Но думать, что сорвал плод неземного сада,
И бережно морковь нести в своей руке, -
Ну как, скажите, тут не застонать в тоске
И не предать огню любимейшее чадо?
Напоминает мне влюбленного поэт,
Когда он за своей идеей волочится:
Как за любовницей, которая дичится,
Куда угодно он пойдет за нею вслед!
Лишь сядет у огня, как саламандрой гибкой
Она из пламени встает пред ним с улыбкой;
Сперва он ей твердит слова любви, а там
Зовет ее к себе. Знакомо это вам.
(Могла бы к вам прийти принцесса на свиданье.)

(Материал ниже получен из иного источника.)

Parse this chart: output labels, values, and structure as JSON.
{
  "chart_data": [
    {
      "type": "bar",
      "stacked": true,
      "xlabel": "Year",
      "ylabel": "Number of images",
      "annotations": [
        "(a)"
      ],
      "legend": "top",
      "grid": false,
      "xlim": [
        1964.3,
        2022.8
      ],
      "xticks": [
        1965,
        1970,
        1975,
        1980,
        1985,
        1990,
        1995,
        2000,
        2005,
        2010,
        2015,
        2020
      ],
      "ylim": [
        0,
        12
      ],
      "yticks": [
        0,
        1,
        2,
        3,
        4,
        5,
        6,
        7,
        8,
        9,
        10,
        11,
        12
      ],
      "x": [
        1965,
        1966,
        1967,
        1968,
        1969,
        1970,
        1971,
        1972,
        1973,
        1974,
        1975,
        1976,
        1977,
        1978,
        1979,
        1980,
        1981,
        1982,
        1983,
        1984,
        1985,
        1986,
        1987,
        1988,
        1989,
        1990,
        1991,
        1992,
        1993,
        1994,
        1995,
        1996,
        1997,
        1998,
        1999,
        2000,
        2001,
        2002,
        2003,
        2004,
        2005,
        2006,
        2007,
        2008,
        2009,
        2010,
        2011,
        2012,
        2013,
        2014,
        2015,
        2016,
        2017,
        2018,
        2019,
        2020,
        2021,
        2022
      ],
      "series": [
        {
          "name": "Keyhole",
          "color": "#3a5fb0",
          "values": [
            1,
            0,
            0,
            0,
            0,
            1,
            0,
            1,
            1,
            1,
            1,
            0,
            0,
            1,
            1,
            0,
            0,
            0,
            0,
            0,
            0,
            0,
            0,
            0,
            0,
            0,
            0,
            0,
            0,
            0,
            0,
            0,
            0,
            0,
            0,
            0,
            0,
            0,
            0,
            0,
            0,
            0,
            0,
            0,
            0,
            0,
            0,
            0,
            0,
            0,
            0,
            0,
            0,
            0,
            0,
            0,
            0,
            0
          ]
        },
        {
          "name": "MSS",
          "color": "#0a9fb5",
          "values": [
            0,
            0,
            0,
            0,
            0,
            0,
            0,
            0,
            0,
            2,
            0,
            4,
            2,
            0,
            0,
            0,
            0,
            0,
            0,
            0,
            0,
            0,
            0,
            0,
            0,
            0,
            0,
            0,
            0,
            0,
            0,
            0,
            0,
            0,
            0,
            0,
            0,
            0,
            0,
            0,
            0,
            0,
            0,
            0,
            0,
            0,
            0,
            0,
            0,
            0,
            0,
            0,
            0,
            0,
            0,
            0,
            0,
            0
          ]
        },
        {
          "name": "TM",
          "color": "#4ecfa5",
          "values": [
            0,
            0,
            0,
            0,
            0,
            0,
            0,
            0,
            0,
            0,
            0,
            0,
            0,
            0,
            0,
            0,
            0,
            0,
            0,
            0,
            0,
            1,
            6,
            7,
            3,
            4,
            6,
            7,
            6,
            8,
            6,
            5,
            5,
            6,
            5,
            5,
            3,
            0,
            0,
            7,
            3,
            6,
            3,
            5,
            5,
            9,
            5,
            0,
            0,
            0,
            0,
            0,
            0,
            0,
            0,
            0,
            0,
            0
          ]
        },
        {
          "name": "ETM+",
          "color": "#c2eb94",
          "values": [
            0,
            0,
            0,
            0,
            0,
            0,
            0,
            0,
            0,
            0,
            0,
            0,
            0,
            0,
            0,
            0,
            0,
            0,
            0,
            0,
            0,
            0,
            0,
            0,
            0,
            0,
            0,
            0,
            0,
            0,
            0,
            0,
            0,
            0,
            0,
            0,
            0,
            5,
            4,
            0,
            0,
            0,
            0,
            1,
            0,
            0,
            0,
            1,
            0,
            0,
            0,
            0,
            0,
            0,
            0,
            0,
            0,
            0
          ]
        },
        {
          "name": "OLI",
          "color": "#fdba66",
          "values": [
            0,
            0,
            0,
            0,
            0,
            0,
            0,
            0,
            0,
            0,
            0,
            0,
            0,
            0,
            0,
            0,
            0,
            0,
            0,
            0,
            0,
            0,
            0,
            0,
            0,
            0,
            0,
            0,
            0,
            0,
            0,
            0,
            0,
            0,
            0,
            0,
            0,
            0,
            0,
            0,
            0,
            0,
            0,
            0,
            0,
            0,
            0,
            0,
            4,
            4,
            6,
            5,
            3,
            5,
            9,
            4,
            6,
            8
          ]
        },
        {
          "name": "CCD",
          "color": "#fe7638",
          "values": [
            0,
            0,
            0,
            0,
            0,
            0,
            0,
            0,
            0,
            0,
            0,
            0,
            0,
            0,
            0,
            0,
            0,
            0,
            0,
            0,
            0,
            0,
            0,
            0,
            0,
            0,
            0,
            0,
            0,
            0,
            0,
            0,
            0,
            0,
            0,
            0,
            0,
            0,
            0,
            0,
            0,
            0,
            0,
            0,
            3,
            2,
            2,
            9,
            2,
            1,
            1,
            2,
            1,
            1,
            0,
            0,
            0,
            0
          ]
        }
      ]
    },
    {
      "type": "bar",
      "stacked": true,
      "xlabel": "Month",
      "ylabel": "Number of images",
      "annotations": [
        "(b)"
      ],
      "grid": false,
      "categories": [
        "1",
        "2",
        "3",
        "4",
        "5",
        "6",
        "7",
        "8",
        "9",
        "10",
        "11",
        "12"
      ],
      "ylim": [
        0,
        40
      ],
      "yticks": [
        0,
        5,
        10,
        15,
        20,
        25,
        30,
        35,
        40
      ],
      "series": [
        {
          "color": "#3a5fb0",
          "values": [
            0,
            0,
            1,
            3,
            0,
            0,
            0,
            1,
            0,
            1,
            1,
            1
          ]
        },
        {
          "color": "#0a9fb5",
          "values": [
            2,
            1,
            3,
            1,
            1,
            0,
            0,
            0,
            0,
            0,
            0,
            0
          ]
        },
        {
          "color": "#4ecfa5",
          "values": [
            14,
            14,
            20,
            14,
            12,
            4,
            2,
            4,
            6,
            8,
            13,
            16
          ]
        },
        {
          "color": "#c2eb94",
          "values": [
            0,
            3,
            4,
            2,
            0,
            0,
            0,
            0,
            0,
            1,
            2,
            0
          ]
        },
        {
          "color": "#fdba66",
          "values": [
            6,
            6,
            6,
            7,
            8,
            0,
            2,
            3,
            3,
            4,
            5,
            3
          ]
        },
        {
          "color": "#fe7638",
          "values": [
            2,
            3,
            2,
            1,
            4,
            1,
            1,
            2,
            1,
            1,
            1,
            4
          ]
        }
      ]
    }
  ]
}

Она сдается, и – прощай, очарованье!
Как ласточка, она не может в клетке жить;
Умрет – и памяти о ней не сохранится,
А вот сорвем цветок – и запах долго снится,
Минутной прихоти – и той нам не забыть.

Когда к источнику омыть лицо от пыли
Приходит девушка в полдневные часы,
Ей можно, не спеша, глядеть, как в чаши лилий
Бежит вода с ее распущенной косы.
Пойдет она домой, рубинами сверкая,
Как драгоценного кинжала рукоять,
И влажный лоб ее задумчиво лаская,
Прохладу девичьей души вдыхает мать.
Но если пьет поэт – он должен из ладони
Пить, словно браконьер, который ждет погони.
Глоток, другой – и вновь дорога далека,
И сохнет на ветру горячая рука.

Поверьте, критики я не пугаюсь едкой:
Она жужжит, жужжит, но жалит очень редко.
Твердят, что Байрону я подражал порой,
Но я такой вины не знаю за собой.
Заимствовать стихи меня не приневолишь,
Стакан мой невелик, но пью я из него лишь.
Немного чести в том, что честь я сохранил,
Но, право же, мой друг, не грабил я могил.
Я о политике писать остерегаюсь,
Витией не бывал и быть не собираюсь,
И не прельстить меня сомнительным венцом –
Стать века своего блестящим образцом.
Я не любитель драть на перекрестках глотку,
Идти, куда толпу толкает всякий сброд,
Хватать за полы тех, кто сам в хвосте бредет:
Когда спадет вода, не стащишь с мели лодку.
Их много, славящих свободу в наши дни,
Кто прежде королей и Бонапарта славил,
Их много, жаждущих, что чтоб миром снова правил
Тот бог, которого повергли в прах они.
У нас продажными зовутся люди эти,
И все твердят, что так заведено на свете.
Пускай их ремесло доходно, пусть умно,
Но что не говори, а мне претит оно.
Моя рука про мир и войны не писала,
Коль ошибается мой век – мне дела мало,
А коль он прав, о том я слез не стану лить.
Я только спать хочу средь общего смятенья…
Быть может, старость мне готовит угрызенья,
Но я до старости надеюсь не дожить.
Люблю ль я Францию, хотите знать? Конечно.
Но чту Испанию не менее сердечно,
К китайцам, к персам я вполне благоволю,
Индусы братья нам – индусов я люблю.
Зато не выношу унынье городское,
Где скопище людей как бы в плену живет,
Забыв о радостях, о солнце, о покое:
Внизу могильный тлен, вверху – кирпичный свод.